Steve Leone, editor of the Concord Monitor—the second largest newspaper in New Hampshire—makes me long for the good old days of old-fashioned communications. He actually, personally, answers his own phone.
I know this because when I called him I actually got right through, despite the media’s frenetic immersion in the week before the state’s presidential primary.
“You answer your own phone?” I asked him incredulously, saying to myself, no voicemail, no screening secretary? “Yes,” he said calmly, “I pick up my phone right away.” The result: from our conversation, he suggested that I write an op-ed. In 24 hours it was in the newspaper and online.
My larger point is that with the most advanced, communications systems in history at our disposal, it keeps getting harder to get through to people for a contemporaneous two-way exchange. I know people in the media, in the civic/academic communities and even many among my own circle of friends, who do not answer their phones, irregularly check their voice mail, and barricade their emails with filters and spam-detection software. Some now advise text-messaging, which hardly can compare with the two-way telephone conversations of past decades.
Over fifteen years ago, the Wall Street Journal noted a survey that concluded it took an average of six calls for people at work to reach their party. I’ve experienced calling reporters and going through three tiers of press one, press two, press three. One wonders how they get fast scoops these days.

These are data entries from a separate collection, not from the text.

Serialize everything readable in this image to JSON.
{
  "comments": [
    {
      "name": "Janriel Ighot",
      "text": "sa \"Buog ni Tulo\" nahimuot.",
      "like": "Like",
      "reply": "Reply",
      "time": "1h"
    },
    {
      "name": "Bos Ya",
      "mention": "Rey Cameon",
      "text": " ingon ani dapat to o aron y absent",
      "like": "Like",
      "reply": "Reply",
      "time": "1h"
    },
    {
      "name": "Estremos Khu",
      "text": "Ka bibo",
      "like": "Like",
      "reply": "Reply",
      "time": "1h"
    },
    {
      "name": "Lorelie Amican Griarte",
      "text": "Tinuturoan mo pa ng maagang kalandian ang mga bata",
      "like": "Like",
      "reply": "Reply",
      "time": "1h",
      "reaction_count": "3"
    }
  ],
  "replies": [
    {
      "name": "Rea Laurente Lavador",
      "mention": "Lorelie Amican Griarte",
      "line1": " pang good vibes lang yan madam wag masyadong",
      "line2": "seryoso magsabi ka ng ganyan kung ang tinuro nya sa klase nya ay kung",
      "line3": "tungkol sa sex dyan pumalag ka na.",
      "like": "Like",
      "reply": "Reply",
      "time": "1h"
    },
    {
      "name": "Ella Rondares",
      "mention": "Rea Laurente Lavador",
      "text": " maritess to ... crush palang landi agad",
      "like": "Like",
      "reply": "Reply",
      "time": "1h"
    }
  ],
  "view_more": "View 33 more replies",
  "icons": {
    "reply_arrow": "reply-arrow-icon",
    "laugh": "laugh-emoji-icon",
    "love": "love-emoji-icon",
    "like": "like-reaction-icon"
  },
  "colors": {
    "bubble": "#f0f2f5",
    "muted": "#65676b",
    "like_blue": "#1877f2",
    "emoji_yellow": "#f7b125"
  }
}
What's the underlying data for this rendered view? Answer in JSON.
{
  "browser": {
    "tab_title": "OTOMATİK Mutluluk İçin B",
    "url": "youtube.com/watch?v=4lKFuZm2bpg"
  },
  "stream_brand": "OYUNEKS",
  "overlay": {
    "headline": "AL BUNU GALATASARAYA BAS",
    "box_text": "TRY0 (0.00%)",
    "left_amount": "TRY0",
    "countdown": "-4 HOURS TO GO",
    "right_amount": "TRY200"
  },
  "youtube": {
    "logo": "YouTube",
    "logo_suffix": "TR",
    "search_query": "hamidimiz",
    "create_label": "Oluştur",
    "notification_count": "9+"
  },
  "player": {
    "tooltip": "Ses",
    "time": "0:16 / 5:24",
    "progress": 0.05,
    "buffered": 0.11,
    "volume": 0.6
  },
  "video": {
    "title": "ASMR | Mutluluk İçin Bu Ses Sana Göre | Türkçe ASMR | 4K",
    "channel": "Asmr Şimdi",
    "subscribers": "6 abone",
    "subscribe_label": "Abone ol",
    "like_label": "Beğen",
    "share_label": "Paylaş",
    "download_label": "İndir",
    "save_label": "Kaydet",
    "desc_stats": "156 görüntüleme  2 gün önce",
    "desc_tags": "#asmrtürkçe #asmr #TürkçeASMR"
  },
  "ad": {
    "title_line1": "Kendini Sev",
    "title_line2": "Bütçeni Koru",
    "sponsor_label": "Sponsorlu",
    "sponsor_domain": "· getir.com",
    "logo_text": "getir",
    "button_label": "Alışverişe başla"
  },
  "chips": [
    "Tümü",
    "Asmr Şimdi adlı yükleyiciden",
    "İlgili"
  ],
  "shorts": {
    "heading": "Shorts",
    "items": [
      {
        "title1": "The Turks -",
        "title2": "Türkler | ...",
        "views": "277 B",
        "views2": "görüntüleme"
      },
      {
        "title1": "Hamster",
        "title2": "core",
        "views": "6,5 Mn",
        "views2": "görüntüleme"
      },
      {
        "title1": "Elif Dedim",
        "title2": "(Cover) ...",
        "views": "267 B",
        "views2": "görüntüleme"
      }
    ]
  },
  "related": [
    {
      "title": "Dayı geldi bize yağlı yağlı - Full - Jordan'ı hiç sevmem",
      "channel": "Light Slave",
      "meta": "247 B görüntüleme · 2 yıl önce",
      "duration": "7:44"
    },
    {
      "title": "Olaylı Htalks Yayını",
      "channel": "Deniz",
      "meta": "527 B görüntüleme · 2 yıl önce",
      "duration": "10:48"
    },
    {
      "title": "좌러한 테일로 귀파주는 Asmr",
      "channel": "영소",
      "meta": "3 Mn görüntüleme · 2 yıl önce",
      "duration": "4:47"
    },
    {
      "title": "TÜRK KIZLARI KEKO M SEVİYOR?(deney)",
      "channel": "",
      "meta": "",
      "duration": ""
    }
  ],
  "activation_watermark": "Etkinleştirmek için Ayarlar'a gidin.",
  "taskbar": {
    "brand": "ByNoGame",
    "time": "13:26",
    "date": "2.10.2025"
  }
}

And don’t talk about the airlines, the banks and almost any major business these days. Even Southwest Airlines has gone to voicemail, which for so long sustained the old ‘three rings and a human answers’ practice.
Sure, everybody is overloaded with messages, but is the volume slowing the process of getting things moving or done? Also, so cheap is high-velocity, massive communication these days (no fretting about long-distance calls), that people are wont to make far more calls for far less purpose—i.e., lots of low-level trivia and gossip.